The Last Hope
PERHATIAN
Udah baca part It's Time to Change di akun @jamalenda
Kalau gitu, silakan baca part terakhir cerita ini.
Thank you for reading
***
Di tengah perjalanan, tiba-tiba sekawanan zombie menyerang Hummer dan menghalangi jalan kami. Aku sempat panik selama beberapa saat, tapi aku sudah cukup sering mengalami kejadian seperti ini. Zombie-zombie itu seperti sekawanan gerilyawan padang pasir. Kadang mereka mengintai, kadang mereka menyerang dengan tiba-tiba. Yang justru membuatku shock adalah bagaimana Zoe mengatakan dia mencintaiku dan berniat melompat keluar dari mobil.
Memangnya dia sinting?
Kalau dia melompat, mungkin aku juga akan ikut mati. Bagaimana tidak? Jumlah mereka sangat banyak! Jika Zoe tetap tinggal dan menggantikanku mengemudi, aku justru bisa mengangkat senjata dan menghadapi mereka lewat langit-langit Hummer.

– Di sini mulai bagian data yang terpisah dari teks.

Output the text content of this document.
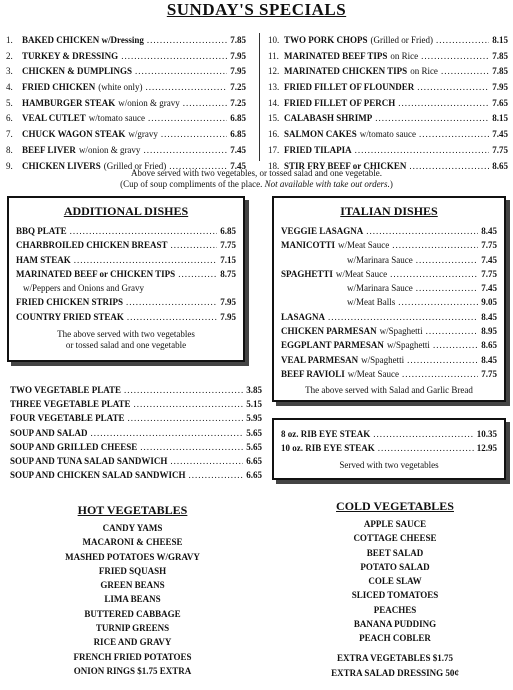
SUNDAY'S SPECIALS
1.	BAKED CHICKEN w/Dressing .....	7.85
2.	TURKEY & DRESSING .....	7.95
3.	CHICKEN & DUMPLINGS .....	7.95
4.	FRIED CHICKEN (white only) .....	7.25
5.	HAMBURGER STEAK w/onion & gravy .....	7.25
6.	VEAL CUTLET w/tomato sauce .....	6.85
7.	CHUCK WAGON STEAK w/gravy .....	6.85
8.	BEEF LIVER w/onion & gravy .....	7.45
9.	CHICKEN LIVERS (Grilled or Fried) .....	7.45
10. TWO PORK CHOPS (Grilled or Fried) .....	8.15
11. MARINATED BEEF TIPS on Rice .....	7.85
12. MARINATED CHICKEN TIPS on Rice .....	7.85
13. FRIED FILLET OF FLOUNDER .....	7.95
14. FRIED FILLET OF PERCH .....	7.65
15. CALABASH SHRIMP .....	8.15
16. SALMON CAKES w/tomato sauce .....	7.45
17. FRIED TILAPIA .....	7.75
18. STIR FRY BEEF or CHICKEN .....	8.65
Above served with two vegetables, or tossed salad and one vegetable.
(Cup of soup compliments of the place. Not available with take out orders.)
ADDITIONAL DISHES
BBQ PLATE .....	6.85
CHARBROILED CHICKEN BREAST .....	7.75
HAM STEAK .....	7.15
MARINATED BEEF or CHICKEN TIPS .....	8.75
w/Peppers and Onions and Gravy
FRIED CHICKEN STRIPS .....	7.95
COUNTRY FRIED STEAK .....	7.95
The above served with two vegetables
or tossed salad and one vegetable
ITALIAN DISHES
VEGGIE LASAGNA .....	8.45
MANICOTTI w/Meat Sauce .....	7.75
w/Marinara Sauce .....	7.45
SPAGHETTI w/Meat Sauce .....	7.75
w/Marinara Sauce .....	7.45
w/Meat Balls .....	9.05
LASAGNA .....	8.45
CHICKEN PARMESAN w/Spaghetti .....	8.95
EGGPLANT PARMESAN w/Spaghetti .....	8.65
VEAL PARMESAN w/Spaghetti .....	8.45
BEEF RAVIOLI w/Meat Sauce .....	7.75
The above served with Salad and Garlic Bread
TWO VEGETABLE PLATE .....	3.85
THREE VEGETABLE PLATE .....	5.15
FOUR VEGETABLE PLATE .....	5.95
SOUP AND SALAD .....	5.65
SOUP AND GRILLED CHEESE .....	5.65
SOUP AND TUNA SALAD SANDWICH .....	6.65
SOUP AND CHICKEN SALAD SANDWICH .....	6.65
8 oz. RIB EYE STEAK .....	10.35
10 oz. RIB EYE STEAK .....	12.95
Served with two vegetables
HOT VEGETABLES
CANDY YAMS
MACARONI & CHEESE
MASHED POTATOES W/GRAVY
FRIED SQUASH
GREEN BEANS
LIMA BEANS
BUTTERED CABBAGE
TURNIP GREENS
RICE AND GRAVY
FRENCH FRIED POTATOES
ONION RINGS $1.75 EXTRA
COLD VEGETABLES
APPLE SAUCE
COTTAGE CHEESE
BEET SALAD
POTATO SALAD
COLE SLAW
SLICED TOMATOES
PEACHES
BANANA PUDDING
PEACH COBLER
EXTRA VEGETABLES $1.75
EXTRA SALAD DRESSING 50¢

"Whatever you think you gonna do, don't do that!"
Aku menarik bagian belakang kaus yang dikenakan Zoe dan melemparkannya kembali ke pangkuanku. "Don't do anything funny, kid!" Kuperingatkan dia. "Hold the wheel. I have got some monsters to kill!"
Zoe kelabakan meski dia tidak memiliki pilihan lain selain menurut, kami berganti posisi dengan cepat. Sekarang bocah itu sudah duduk di belakang kemudi sementara aku merangkak ke jok belakang untuk mengambil machine gun. Aku menebarkan mataku dengan cepat, memilih senapan terbaik untuk jarak pendek dan memiliki kecepatan terbaik untuk menghancurkan kerumunan. Pilihanku jatuh pada M240 Bravo. Senjata ini dipakai di perang Irak dan Afganistan, senjata mesin yang bisa digunakan tanpa menggunakan tripod dengan rate tembakan 750 hingga 900 putaran per menit. Jika aku naik ke atap, aku bisa menghabisi mereka dengan mudah.
"Kemudikan secepat yang kau bisa, Zoe!" perintahku sembari membuka atap Hummer dengan tangan kananku. Kedua kakiku bertumpu pada sandaran jok depan dan aku mulai mengeluarkan kepalaku di atap, keluar bersamaku M240 Bravo machine gun seberat 12, 5 kg. Aku menopangkannya dibahuku dan di atap Hummer, aku berdoa semoga Tuhan Yesus memaafkan dosa-dosaku sebelum aku menembak ke segala penjuru. Mereka berjatuhan seperti lalat, bergeluntungan dan menjatuhkan zombie-zombie lain yang berlari di belakangnya. Aku terus menembak sampai tidak tampak satu mayat hidup pun mengikuti kami.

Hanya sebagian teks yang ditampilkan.